Los santos son legión. Son tantos y tantos los santos y santas anónimos que la Iglesia ha querido unir en una fiesta a todos los santos y mártires. En la liturgia se subraya que es una fiesta común de todos los santos. La lectura del Apocalipsis nos ayuda a remontarnos a esa multitud de santos de la Jerusalén celestial, mientras la segunda lectura, de la Carta de san Juan, describe la vocación del cristiano a la santidad; el Evangelio que proclamamos muestra el camino de la santidad cristiana, que no es otro que las Bienaventuranzas evangélicas.
Sorprendentes y deseadas, admiradas y difíciles de cumplir, las Bienaventuranzas son una nueva noticia, una proclamación del Evangelio.

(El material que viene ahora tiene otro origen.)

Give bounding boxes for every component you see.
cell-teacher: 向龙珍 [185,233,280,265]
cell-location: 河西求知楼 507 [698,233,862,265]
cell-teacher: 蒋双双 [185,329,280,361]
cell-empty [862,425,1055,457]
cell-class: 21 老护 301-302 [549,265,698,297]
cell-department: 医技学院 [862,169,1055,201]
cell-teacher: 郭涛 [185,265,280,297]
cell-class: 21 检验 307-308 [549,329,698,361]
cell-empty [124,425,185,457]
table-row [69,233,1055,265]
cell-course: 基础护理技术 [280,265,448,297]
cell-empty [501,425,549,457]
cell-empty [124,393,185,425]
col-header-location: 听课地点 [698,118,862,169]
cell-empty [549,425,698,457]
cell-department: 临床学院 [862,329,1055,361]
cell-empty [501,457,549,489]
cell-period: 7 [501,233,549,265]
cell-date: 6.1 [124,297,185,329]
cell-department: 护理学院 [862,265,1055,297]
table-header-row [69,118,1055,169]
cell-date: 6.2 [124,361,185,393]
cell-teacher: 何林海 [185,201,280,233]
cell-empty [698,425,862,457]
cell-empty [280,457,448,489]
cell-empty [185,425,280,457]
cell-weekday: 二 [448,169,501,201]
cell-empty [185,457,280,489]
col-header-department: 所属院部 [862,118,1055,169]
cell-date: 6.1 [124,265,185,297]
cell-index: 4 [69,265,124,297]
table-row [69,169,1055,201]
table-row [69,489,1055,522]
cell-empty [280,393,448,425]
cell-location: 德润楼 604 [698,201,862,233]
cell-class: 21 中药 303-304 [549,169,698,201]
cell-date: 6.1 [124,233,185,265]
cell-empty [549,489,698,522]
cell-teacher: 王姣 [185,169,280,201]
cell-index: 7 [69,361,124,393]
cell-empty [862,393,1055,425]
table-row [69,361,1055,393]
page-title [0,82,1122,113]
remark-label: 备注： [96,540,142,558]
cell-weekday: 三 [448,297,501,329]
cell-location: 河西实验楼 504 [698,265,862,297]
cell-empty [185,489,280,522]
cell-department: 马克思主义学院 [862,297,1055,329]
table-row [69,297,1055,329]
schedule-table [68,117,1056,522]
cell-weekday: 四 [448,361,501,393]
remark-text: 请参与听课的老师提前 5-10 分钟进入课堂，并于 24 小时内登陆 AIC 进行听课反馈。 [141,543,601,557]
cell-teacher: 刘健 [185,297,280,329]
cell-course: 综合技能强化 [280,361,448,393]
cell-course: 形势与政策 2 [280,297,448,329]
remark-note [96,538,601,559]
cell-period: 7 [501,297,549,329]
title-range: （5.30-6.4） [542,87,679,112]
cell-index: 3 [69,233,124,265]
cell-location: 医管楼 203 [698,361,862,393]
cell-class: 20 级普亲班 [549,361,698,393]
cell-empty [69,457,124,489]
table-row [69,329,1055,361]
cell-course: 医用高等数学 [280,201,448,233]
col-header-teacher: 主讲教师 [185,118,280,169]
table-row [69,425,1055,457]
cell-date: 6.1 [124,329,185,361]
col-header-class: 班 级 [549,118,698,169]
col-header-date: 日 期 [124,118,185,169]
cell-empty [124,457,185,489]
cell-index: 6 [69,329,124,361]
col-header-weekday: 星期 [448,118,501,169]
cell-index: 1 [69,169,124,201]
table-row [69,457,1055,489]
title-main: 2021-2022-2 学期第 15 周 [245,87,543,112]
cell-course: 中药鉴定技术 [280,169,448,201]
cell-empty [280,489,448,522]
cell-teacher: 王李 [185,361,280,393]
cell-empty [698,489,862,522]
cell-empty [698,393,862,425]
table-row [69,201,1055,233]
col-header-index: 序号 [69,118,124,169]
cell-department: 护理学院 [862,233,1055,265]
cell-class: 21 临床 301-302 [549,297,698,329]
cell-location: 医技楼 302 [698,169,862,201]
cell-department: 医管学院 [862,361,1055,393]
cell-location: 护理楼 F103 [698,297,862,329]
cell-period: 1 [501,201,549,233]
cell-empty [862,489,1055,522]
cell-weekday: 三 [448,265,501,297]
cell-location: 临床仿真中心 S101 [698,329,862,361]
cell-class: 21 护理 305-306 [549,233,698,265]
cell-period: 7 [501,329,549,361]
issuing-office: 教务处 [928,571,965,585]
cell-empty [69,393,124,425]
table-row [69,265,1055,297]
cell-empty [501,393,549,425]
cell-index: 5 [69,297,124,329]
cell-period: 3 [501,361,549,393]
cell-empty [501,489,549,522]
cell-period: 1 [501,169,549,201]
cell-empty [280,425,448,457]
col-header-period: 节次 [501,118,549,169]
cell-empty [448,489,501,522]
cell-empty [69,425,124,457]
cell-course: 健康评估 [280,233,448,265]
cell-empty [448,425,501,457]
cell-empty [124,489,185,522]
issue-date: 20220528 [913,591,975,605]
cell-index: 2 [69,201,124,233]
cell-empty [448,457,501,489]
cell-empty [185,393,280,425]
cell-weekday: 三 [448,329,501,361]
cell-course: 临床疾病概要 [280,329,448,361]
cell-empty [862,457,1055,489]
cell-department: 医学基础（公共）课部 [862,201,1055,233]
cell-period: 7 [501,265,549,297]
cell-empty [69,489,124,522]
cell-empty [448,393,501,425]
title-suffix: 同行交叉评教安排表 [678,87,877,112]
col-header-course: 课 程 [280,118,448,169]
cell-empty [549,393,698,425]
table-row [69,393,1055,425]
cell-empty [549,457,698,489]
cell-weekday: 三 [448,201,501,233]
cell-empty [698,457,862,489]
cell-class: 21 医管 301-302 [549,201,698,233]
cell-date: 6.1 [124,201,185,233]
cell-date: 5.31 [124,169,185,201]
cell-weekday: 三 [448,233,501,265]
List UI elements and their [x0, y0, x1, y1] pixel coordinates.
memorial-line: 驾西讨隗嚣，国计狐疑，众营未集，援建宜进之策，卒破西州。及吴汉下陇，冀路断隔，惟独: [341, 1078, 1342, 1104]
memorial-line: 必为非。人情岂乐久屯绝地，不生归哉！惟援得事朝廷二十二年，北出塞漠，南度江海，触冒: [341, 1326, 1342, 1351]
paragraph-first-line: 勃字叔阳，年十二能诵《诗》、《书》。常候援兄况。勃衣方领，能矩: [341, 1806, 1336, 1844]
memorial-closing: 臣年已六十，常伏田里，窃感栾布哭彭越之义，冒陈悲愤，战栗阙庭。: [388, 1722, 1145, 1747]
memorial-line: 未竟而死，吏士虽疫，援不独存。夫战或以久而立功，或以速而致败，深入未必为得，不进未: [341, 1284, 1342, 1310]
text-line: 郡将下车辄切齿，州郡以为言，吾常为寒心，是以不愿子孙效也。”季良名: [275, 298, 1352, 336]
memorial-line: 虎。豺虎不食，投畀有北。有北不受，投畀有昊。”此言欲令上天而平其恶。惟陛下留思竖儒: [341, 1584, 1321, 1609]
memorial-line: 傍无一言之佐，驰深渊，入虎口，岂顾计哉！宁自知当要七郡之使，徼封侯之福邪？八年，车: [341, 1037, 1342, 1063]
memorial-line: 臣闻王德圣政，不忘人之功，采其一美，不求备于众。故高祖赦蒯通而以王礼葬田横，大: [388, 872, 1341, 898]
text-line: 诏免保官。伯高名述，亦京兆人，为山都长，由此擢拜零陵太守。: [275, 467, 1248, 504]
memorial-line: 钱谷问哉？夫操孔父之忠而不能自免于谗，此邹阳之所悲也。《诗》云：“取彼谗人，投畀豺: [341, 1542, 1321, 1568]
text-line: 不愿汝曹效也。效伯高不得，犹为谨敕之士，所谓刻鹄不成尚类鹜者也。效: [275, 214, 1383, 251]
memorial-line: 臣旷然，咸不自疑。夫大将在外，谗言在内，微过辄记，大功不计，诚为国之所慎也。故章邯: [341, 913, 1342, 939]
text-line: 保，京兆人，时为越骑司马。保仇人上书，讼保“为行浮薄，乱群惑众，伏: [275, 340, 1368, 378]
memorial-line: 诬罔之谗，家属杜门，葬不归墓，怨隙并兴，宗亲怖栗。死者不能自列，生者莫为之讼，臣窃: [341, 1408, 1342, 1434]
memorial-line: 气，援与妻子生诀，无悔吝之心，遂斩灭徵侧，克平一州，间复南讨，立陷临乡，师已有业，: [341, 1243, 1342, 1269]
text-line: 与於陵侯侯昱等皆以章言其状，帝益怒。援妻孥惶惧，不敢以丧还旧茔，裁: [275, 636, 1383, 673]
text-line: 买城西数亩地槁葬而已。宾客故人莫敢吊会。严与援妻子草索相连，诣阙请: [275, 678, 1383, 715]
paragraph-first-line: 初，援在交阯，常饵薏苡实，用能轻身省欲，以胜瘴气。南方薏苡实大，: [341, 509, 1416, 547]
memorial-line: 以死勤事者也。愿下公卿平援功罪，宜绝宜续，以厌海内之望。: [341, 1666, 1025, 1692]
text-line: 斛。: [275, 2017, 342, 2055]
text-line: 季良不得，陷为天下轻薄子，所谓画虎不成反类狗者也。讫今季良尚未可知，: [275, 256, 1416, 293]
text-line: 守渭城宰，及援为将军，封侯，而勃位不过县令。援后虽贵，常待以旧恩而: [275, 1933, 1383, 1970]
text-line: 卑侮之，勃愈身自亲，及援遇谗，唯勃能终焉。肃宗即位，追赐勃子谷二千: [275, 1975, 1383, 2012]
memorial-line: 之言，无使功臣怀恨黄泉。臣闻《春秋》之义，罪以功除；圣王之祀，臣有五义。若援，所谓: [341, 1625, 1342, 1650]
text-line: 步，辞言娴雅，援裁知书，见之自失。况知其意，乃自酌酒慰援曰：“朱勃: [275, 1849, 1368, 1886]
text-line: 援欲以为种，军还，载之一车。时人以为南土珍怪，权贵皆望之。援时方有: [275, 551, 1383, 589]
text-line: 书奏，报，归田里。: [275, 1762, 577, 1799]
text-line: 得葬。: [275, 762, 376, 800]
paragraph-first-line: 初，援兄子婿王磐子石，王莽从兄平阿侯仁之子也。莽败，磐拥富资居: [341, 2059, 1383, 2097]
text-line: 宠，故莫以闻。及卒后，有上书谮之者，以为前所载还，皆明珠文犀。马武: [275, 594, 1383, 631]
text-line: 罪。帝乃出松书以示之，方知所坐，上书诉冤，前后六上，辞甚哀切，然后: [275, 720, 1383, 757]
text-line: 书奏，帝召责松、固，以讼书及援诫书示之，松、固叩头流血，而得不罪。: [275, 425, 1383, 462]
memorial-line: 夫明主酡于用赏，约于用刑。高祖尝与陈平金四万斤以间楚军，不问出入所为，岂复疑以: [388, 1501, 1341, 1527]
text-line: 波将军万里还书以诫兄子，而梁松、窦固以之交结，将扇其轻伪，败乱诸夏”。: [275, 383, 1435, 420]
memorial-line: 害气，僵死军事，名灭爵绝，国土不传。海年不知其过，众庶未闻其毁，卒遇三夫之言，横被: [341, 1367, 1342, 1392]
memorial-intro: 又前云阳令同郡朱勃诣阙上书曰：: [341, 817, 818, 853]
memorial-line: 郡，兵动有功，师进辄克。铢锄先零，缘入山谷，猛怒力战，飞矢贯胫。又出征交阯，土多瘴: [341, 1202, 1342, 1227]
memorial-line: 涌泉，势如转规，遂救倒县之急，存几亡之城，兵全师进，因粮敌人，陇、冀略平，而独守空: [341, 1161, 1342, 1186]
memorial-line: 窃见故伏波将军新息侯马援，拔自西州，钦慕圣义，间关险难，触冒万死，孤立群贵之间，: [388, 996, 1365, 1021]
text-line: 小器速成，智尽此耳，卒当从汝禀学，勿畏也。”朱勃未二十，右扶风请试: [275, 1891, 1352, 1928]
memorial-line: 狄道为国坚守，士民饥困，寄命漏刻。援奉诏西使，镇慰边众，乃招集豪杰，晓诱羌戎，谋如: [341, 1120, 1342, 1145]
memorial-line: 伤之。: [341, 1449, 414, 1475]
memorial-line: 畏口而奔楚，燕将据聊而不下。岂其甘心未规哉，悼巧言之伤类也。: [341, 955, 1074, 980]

Sin duda alguna, cuando las pronunció Cristo por primera vez, causaron estupor en unos e irritación en otros, en los apegados a sus cosas. Pero, también, admiración en muchos, en los que veían en el Mensaje de Jesús un programa de liberación y salvación.
La Iglesia proclama hoy las Bienaventuranzas en todos los rincones del mundo donde se reúnen los cristianos. El Evangelio recuerda hoy el amplio número de bienaventurados que llamamos santos, sin corona tal vez y sin altar. La santidad es la vida oculta de la Iglesia, por ello, renace siempre y refluye como un don. La santidad es la aspiración de todos los cristianos. Tres actitudes básicas al contemplar la vida de los santos, nos reclama la Iglesia:
Primero, aprender del ejemplo de sus vidas: son modelos que estimulan y alientan para acercarnos al único modelo de la santidad en la variedad de sus expresiones.
Segundo, pedir su intercesión: los santos interceden por nosotros; haciendo memoria de ellos se renueva nuestra conciencia de indigencia y nuestra confianza para implorar su ayuda fraterna;
Tercero, anhelar participar de su destino: en la doble faceta de esta comunión, sentimos que los santos son de nuestra estirpe, han hecho nuestra misma experiencia; ahora están ante nosotros como garantía de que seremos lo que ellos son en la gloria, como ellos fueron lo que nosotros somos en la tierra.
Seguramente en esta fiesta, cada uno de nosotros recordaremos a muchos santos anónimos con los que convivimos en la tierra y que ahora interceden por nosotros desde el cielo. Ojala que un día, cuando se celebre esta festividad, nosotros podamos ser contados entre los santos, que ya participamos de la alegría de contemplar el rostro del Resucitado. Realmente, ¡hoy es un día de fiesta!